In a recent interview with Dr. Ricia Chansky on November 21, 2018, the Modern Language Association: Humanities Innovation Award winner and 2019-2020 Voice of Witness Fellow shared with us some information about her personal experience developing the project and the importance of raising more awareness on the situation Puerto Rico faced following the tragic atmospheric event: Hurricane María.

The Professor and her students had been working for the past year on a project called Mi María: Puerto Rico After the Hurricane, which is “a large scale public humanities project” as she called it. About a hundred students were involved in it, (to see some of their contribution please refer to this post.) Each student collected oral histories of hurricane María and its aftermath in Puerto Rico. The students that were trained about the ethical collection, transcriptions and translations of oral histories, collaborated with Professor Chansky and with an organization known as the Voice of Witness– an organization that utilizes oral histories as a means of enacting social justice; their motto “Amplifying Unheard voices”, which is what was being done with the María project. One of the project’s main focus was to argue that the releaf Puerto Rico received after the hurricane was inadequate, which caused the death of a lot of people in the island. But, before all this developed into something more Dr. Chansky was first inspired by her own students narratives and stories.

Dr. Chansky recalled, that after classes had resumed a month after María, she felt it was necessary for students to share their experiences in a safe place and communicate what they had gone through during those first weeks and months following the hurricane. Those narratives that the students had shared inspired her to take action, feeling that “it wasn’t fair” that what these students wrote would only resonate in her mind; she felt that it had to be shared. The weeks that followed, she started to think about:

“…the power of telling your story, and what that meant to somebody, to have somebody sit there and listen. And have your class, your peers, your professor, sit there and listen…”

Afterwards, upon receiving an email from the organization Voice of Witness calling out for ideas for a book, she felt that based upon what she had seen from her students “the people of Puerto Rico needed to be listen to; which was the proposal she turned-in, and how the project developed into something bigger. After a very complicated process of many proposals and revisions, the project was elected (after officially gaining a spot in the Story Lab.)

During the months that followed she made it a priority to record the selflessness of those that continued to help others after the hurricane, in spite of their own need, and subsequently those that had an important story to tell about their own journey in this new Post-María world. After a conversation that concerned the hardship we had seen first hand during the aftermath period, and how we remembered seeing people helpless, in their broken homes for months,(as if they weren’t noticed by anyone), she said:

“We were made invisible, and I don’t want my students to remain invisible.”

The project also hopes that others may be able to find out more about Puerto Rico and the situation Puerto Ricans were in during and after the hurricane.
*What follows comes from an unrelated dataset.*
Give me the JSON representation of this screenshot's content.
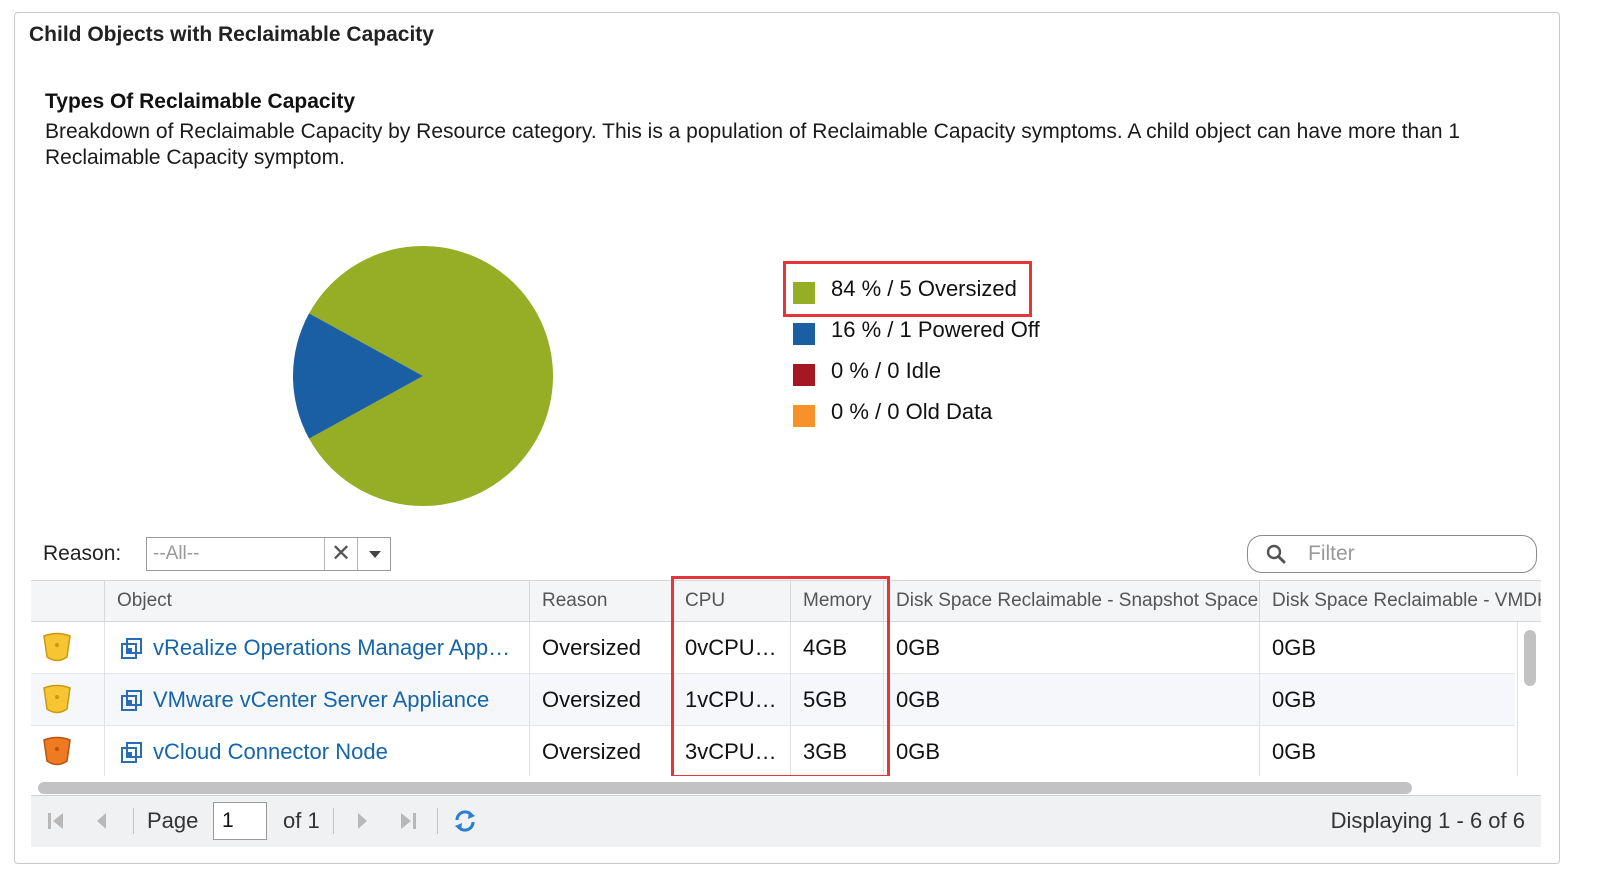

The Voice of Witness project will end in a book published by Haymarket Books and will also be featured in The Humanities Action Lab project’s Initiative on Migration, Climate Justice, and Environmental Justice international exhibition and in their documentary.

At the end of the interview, Dr. Chanksy expressed how happy she was having aquired the necessary tools to help those who had suffered and weren’t heard– to now be seen. How proud she was of her students, and how grateful she was for the opportunity she received.

Congratulations on your achievements Dr. Chansky!